Norton Says Final Defense Authorization Act Bill Contains Legislative Wins for D.C.
Norton defeats Gingrey D.C. Gun Amendment for third-straight year, prevents nationalization of D.C. War Memorial
WASHINGTON, DC – Congresswoman Eleanor Holmes Norton (D-DC) today said that she was pleased that the final fiscal year 2015 National Defense Authorization Act (NDAA), released yesterday, contains two wins for the District of Columbia: a provision that re-designates Pershing Park as the World War I Memorial, laying to rest any possible nationalization of D.C.'s War Memorial, and, for the third-straight year, does not contain Representative Phil Gingrey's (R-GA) anti-home-rule gun amendment. The Gingrey amendment was passed as an amendment to the House's version of the bill earlier this year, expressing the sense of Congress that active duty military personnel in their private capacity should be exempt from the gun safety laws of the District of Columbia, but not elsewhere. Norton has fought the sense of Congress provision, even though it does not have the force of law, because it was a foot in the door, putting Congress on record in favor of weakening D.C.'s gun laws. This Congress, Rep. Gingrey introduced his amendment as a stand-alone bill as well, but it was not passed by the House. Rep. Gingrey lost his bid for the Senate and will be leaving Congress this year.
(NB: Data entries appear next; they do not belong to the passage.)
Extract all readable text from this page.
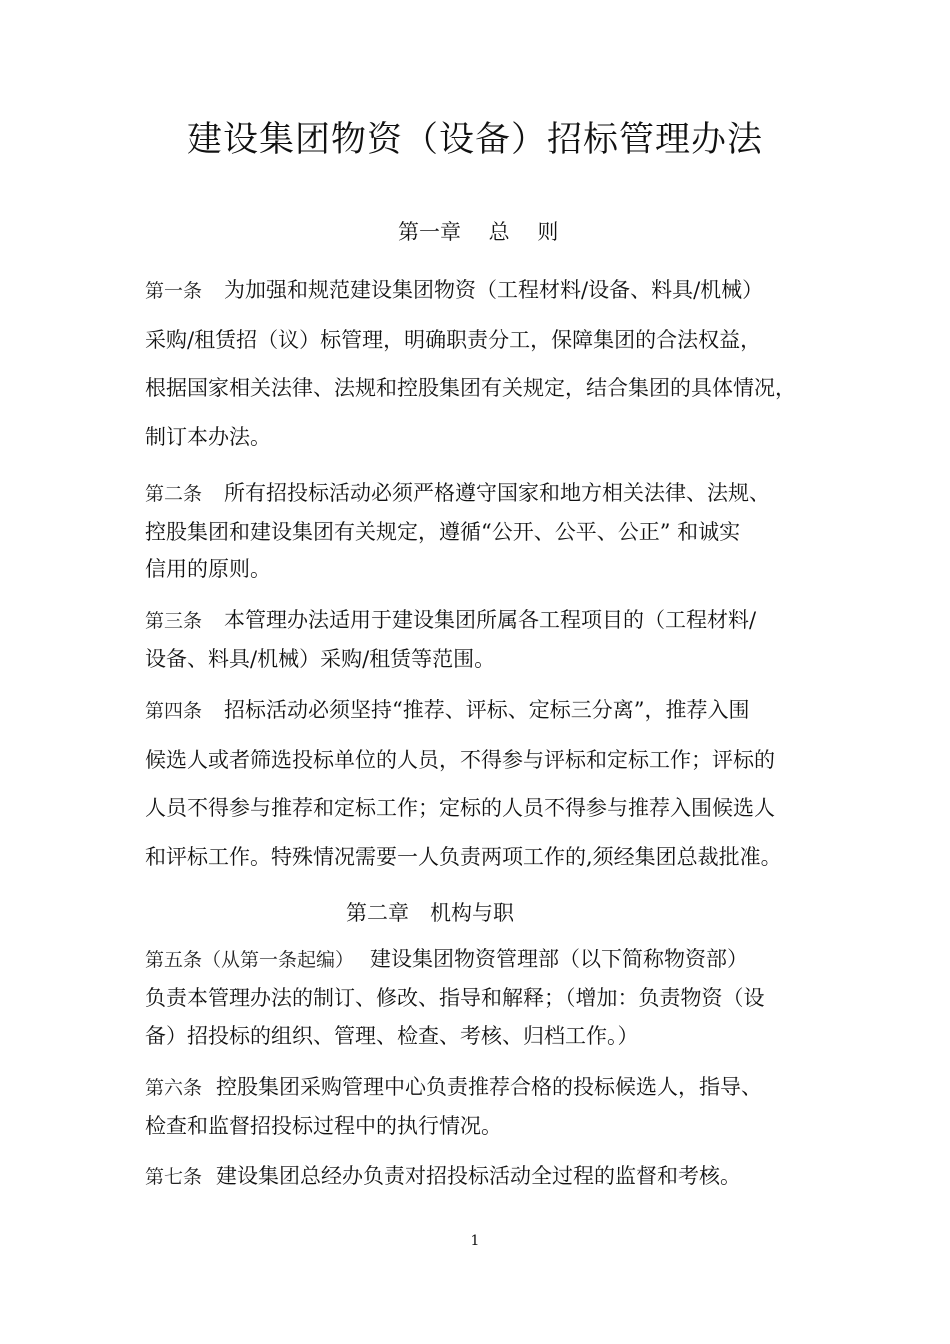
建设集团物资（设备）招标管理办法
第一章　 总　 则
第一条 为加强和规范建设集团物资（工程材料/设备、料具/机械）
采购/租赁招（议）标管理，明确职责分工，保障集团的合法权益，
根据国家相关法律、法规和控股集团有关规定，结合集团的具体情况，
制订本办法。
第二条 所有招投标活动必须严格遵守国家和地方相关法律、法规、
控股集团和建设集团有关规定，遵循“公开、公平、公正” 和诚实
信用的原则。
第三条 本管理办法适用于建设集团所属各工程项目的（工程材料/
设备、料具/机械）采购/租赁等范围。
第四条 招标活动必须坚持“推荐、评标、定标三分离”，推荐入围
候选人或者筛选投标单位的人员，不得参与评标和定标工作；评标的
人员不得参与推荐和定标工作；定标的人员不得参与推荐入围候选人
和评标工作。特殊情况需要一人负责两项工作的,须经集团总裁批准。
第二章　机构与职
第五条（从第一条起编） 建设集团物资管理部（以下简称物资部）
负责本管理办法的制订、修改、指导和解释；（增加：负责物资（设
备）招投标的组织、管理、检查、考核、归档工作。）
第六条 控股集团采购管理中心负责推荐合格的投标候选人，指导、
检查和监督招投标过程中的执行情况。
第七条 建设集团总经办负责对招投标活动全过程的监督和考核。
1
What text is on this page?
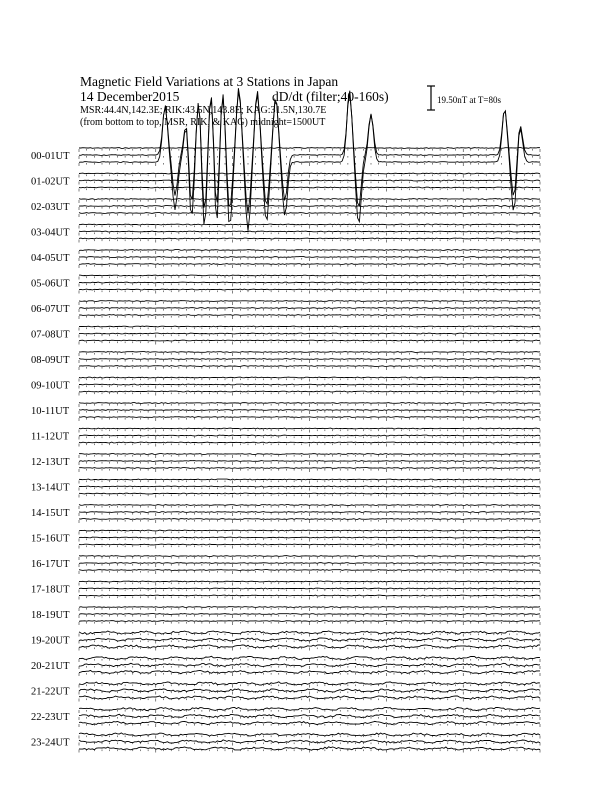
Magnetic Field Variations at 3 Stations in Japan
14 December2015	dD/dt (filter;40-160s)
MSR:44.4N,142.3E; RIK:43.5N,143.8E; KAG:31.5N,130.7E
(from bottom to top, MSR, RIK, & KAG) midnight=1500UT
19.50nT at T=80s
00-01UT
01-02UT
02-03UT
03-04UT
04-05UT
05-06UT
06-07UT
07-08UT
08-09UT
09-10UT
10-11UT
11-12UT
12-13UT
13-14UT
14-15UT
15-16UT
16-17UT
17-18UT
18-19UT
19-20UT
20-21UT
21-22UT
22-23UT
23-24UT
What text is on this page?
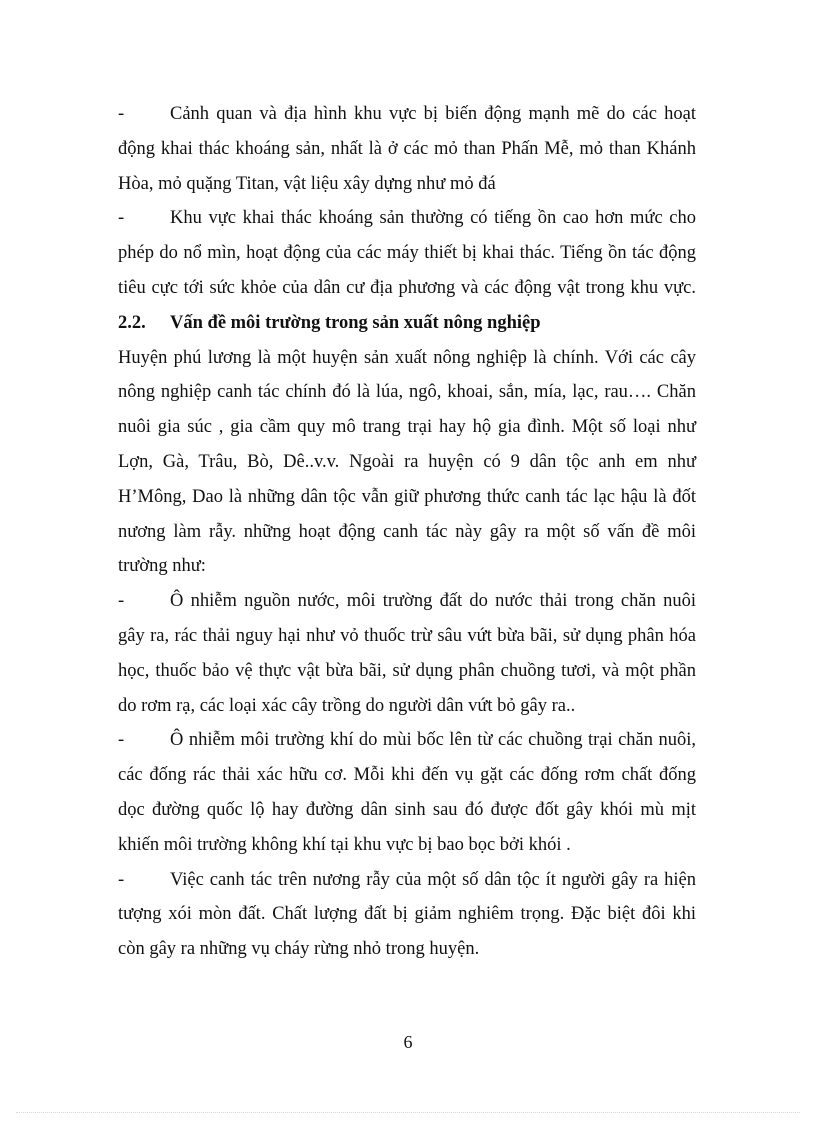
- Cảnh quan và địa hình khu vực bị biến động mạnh mẽ do các hoạt
động khai thác khoáng sản, nhất là ở các mỏ than Phấn Mễ, mỏ than Khánh
Hòa, mỏ quặng Titan, vật liệu xây dựng như mỏ đá
- Khu vực khai thác khoáng sản thường có tiếng ồn cao hơn mức cho
phép do nổ mìn, hoạt động của các máy thiết bị khai thác. Tiếng ồn tác động
tiêu cực tới sức khỏe của dân cư địa phương và các động vật trong khu vực.
2.2. Vấn đề môi trường trong sản xuất nông nghiệp
Huyện phú lương là một huyện sản xuất nông nghiệp là chính. Với các cây
nông nghiệp canh tác chính đó là lúa, ngô, khoai, sắn, mía, lạc, rau…. Chăn
nuôi gia súc , gia cầm quy mô trang trại hay hộ gia đình. Một số loại như
Lợn, Gà, Trâu, Bò, Dê..v.v. Ngoài ra huyện có 9 dân tộc anh em như
H’Mông, Dao là những dân tộc vẫn giữ phương thức canh tác lạc hậu là đốt
nương làm rẫy. những hoạt động canh tác này gây ra một số vấn đề môi
trường như:
- Ô nhiễm nguồn nước, môi trường đất do nước thải trong chăn nuôi
gây ra, rác thải nguy hại như vỏ thuốc trừ sâu vứt bừa bãi, sử dụng phân hóa
học, thuốc bảo vệ thực vật bừa bãi, sử dụng phân chuồng tươi, và một phần
do rơm rạ, các loại xác cây trồng do người dân vứt bỏ gây ra..
- Ô nhiễm môi trường khí do mùi bốc lên từ các chuồng trại chăn nuôi,
các đống rác thải xác hữu cơ. Mỗi khi đến vụ gặt các đống rơm chất đống
dọc đường quốc lộ hay đường dân sinh sau đó được đốt gây khói mù mịt
khiến môi trường không khí tại khu vực bị bao bọc bởi khói .
- Việc canh tác trên nương rẫy của một số dân tộc ít người gây ra hiện
tượng xói mòn đất. Chất lượng đất bị giảm nghiêm trọng. Đặc biệt đôi khi
còn gây ra những vụ cháy rừng nhỏ trong huyện.
6
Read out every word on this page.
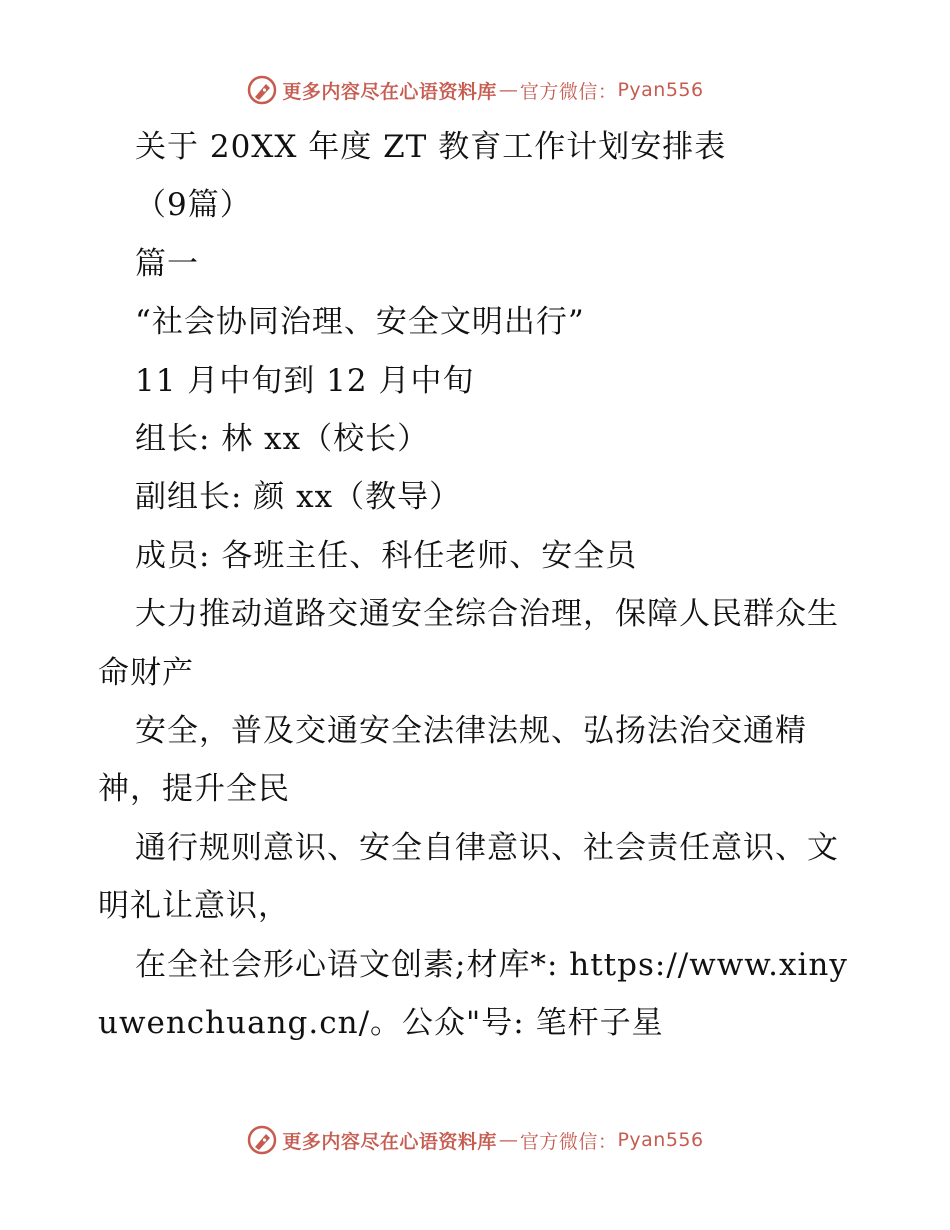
更多内容尽在心语资料库 — 官方微信： Pyan556

关于 20XX 年度 ZT 教育工作计划安排表

（9篇）

篇一

“社会协同治理、安全文明出行”

11 月中旬到 12 月中旬

组长: 林 xx（校长）

副组长: 颜 xx（教导）

成员: 各班主任、科任老师、安全员

大力推动道路交通安全综合治理，保障人民群众生命财产

安全，普及交通安全法律法规、弘扬法治交通精神，提升全民

通行规则意识、安全自律意识、社会责任意识、文明礼让意识，

在全社会形心语文创素;材库*: https://www.xinyuwenchuang.cn/。公众"号: 笔杆子星

更多内容尽在心语资料库 — 官方微信： Pyan556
"Especially when it comes to public safety, Congress needs to get off of D.C.'s back," Norton said. "Whether it is Rep. Gingrey's ‘message provision' on guns or the more serious Rep. Massie amendment to wipe out several of D.C.'s gun laws, we can't allow Congress to ruin public safety and put our people in harm's way. Also, I appreciate that our friends in the Republican House and the Democratic Senate have agreed to the re-designation of Pershing Park as the World War I Memorial. Veterans of ‘the Great War' deserve and will have a war memorial of their own in the nation's capital without piggy-backing on D.C.'s WWI commemoration on the Mall. The D.C. War Memorial has come to symbolize all of this city's veterans, who went to war and came home without a vote and full equality in the union."
Norton is an original cosponsor of the Pershing Park re-designation bill, which was introduced by Congressmen Emmanuel Cleaver (D-MO) and Ted Poe (R-TX), which would re-designate Pershing Park, a federal park in the District of Columbia, as the "National World War I Memorial" and preserve the D.C. War Memorial for D.C. veterans only. Norton fought attempts to nationalize the D.C. War Memorial as the national World War I memorial, while also working to create a national World War I memorial in the District. Norton and her colleagues previously agreed that the D.C. War Memorial would remain dedicated exclusively to D.C. veterans, and that they would continue to work together to pursue a number of other options for a national World War I memorial in the District, and to re-designate the Liberty Memorial of Kansas City, Missouri as the "National World War I Museum and Memorial." The NDAA accomplishes those goals.